HOODLUM, THE

THE HOODLUM (THE RAGAMUFFIN)

(director: Sidney A. Franklin; screenwriter: Frances Marion/Bernard McConville/Julie Mathilde Lippmann/from the Julie Mathilde Lippmann novel Burkeses Amy; cinematographer: Charles Rosher; editor: Edward McDermott; cast: Amy Burke (Mary Pickford), Alexander Guthrie (Ralph Lewis), John Graham (Kenneth Harlan), Dish Lowry (Melvin Messenger), John Burke (Dwight Crittendon), Nora (Aggie Herring), Pat O’Shaughnessy (Andrew Arbuckle), Abram Isaacs (Max Davidson); Runtime: 78; MPAA Rating: NR; producer: Mary Pickford; Milestone Films; 1919-silent)

“An unappealing melodrama from the silent era.”

Reviewed by Dennis Schwartz

Sidney A. Franklin (“Private Lives”/”The Good Earth”/”The Barretts of Wimpole Street“) directs for First National an unappealing melodrama from the silent era. It’s based on the novel Burkses’ Amy by Julie M. Lippman.
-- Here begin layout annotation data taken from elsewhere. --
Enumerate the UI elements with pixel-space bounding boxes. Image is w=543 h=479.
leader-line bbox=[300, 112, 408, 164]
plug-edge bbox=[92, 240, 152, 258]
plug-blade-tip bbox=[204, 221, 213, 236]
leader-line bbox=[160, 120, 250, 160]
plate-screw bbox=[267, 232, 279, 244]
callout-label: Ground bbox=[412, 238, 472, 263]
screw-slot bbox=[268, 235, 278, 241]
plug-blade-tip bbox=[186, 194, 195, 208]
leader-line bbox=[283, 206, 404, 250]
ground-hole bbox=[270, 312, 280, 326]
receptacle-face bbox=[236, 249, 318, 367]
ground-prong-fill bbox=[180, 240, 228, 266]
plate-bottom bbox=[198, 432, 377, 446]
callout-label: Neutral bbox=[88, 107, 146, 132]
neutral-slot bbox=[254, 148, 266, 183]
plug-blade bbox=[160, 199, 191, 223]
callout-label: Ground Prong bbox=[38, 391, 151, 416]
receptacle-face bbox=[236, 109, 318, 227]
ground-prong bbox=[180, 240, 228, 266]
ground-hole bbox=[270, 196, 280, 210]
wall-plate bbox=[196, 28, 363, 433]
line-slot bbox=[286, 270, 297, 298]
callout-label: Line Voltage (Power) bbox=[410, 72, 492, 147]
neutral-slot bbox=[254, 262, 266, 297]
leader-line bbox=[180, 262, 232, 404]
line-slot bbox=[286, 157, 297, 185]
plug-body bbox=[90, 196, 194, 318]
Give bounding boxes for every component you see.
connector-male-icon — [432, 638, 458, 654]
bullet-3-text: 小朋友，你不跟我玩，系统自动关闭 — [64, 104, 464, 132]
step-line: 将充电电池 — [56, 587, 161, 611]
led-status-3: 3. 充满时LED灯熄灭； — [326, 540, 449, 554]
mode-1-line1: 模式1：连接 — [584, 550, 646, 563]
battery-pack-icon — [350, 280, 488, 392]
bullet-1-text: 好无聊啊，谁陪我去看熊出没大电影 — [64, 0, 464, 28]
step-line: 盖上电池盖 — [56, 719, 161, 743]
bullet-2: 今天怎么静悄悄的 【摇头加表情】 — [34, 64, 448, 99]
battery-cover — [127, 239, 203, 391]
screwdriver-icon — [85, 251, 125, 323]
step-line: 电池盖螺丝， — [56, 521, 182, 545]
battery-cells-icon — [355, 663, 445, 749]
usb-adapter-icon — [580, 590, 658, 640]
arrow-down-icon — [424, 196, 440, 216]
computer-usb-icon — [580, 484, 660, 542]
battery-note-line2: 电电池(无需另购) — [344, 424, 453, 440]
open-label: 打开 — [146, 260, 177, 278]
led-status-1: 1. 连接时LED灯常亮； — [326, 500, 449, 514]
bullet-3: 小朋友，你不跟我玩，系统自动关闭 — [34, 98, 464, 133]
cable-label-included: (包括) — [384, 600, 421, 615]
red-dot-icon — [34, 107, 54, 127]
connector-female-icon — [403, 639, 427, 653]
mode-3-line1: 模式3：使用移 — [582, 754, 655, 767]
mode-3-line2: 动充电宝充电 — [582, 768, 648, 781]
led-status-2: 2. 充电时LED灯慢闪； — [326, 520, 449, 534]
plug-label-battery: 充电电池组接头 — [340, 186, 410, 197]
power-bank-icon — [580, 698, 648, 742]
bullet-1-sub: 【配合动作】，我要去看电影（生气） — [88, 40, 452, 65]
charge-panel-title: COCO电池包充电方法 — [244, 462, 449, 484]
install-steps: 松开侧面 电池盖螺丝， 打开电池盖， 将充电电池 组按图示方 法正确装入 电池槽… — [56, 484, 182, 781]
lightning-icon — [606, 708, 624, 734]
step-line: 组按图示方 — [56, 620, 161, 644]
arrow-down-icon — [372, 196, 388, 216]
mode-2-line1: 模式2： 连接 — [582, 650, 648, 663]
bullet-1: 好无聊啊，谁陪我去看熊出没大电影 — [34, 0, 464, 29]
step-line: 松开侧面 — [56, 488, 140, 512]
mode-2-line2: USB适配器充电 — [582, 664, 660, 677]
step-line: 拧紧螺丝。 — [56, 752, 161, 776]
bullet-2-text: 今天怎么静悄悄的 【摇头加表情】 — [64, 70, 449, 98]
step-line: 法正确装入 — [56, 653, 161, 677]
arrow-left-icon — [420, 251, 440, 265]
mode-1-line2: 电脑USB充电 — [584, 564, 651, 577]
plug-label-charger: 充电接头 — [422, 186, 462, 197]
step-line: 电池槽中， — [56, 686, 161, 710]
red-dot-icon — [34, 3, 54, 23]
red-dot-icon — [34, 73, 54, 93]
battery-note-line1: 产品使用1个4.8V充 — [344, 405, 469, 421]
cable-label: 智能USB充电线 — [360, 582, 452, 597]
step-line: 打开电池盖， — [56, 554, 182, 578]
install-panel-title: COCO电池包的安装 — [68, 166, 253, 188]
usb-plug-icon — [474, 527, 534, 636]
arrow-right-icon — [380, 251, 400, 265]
The film tanks because of its muddled plot line and that its appealing star, Mary Pickford, with the endearing nickname of “America’s Sweetheart,” doesn’t come off that sweet despite all the contrivances to make her sweet in the end.

Alexander Guthrie (Ralph Lewis) is a wealthy and ruthless businessman, who lives in a mansion in the ritzy Park Avenue section of Manhattan with his spoiled and moody granddaughter Amy Burke (Mary Pickford). They get into a verbal spat when Amy at the last moment refuses to go with gramps to Europe on a vacation and returns to live with her respected sociologist researcher father (Dwight Crittendon), at work studying living conditions in the slums to finish his treatise, while dwelling in a run-down tenement in a Lower East Side slum. The lifestyle change first frightens the ambiguously aged teen, but she adjusts to her new rough neighborhood by making friends with street-wise kids–the rough-house Pat O’Shaughnessy (Andrew Arbuckle, cousin of Fatty) and crap-shooter Abram Issacs (Max Davidson) and the mysterious artist ex-con John Graham (Kenneth Harlan). The street kids survive by doing petty crimes, while the neighborhood is overwhelmed with squalor and deplorable living conditions. When Amy becomes romantically interested in John, she learns he was imprisoned after he was made the scapegoat for a shady financial deal undertaken by her grandfather. To get proof he was innocent and not an embezzler, Amy disguises herself as a boy and with John they break into her grandfather’s residence. They find papers to clear John, but are caught. Gramps has a change of heart and doesn’t press charges, convinced the energetic Amy has matured and learned to be kind and care about others. In the end everything is made right again ,allowing the lovebirds to marry and presumably live happily ever after.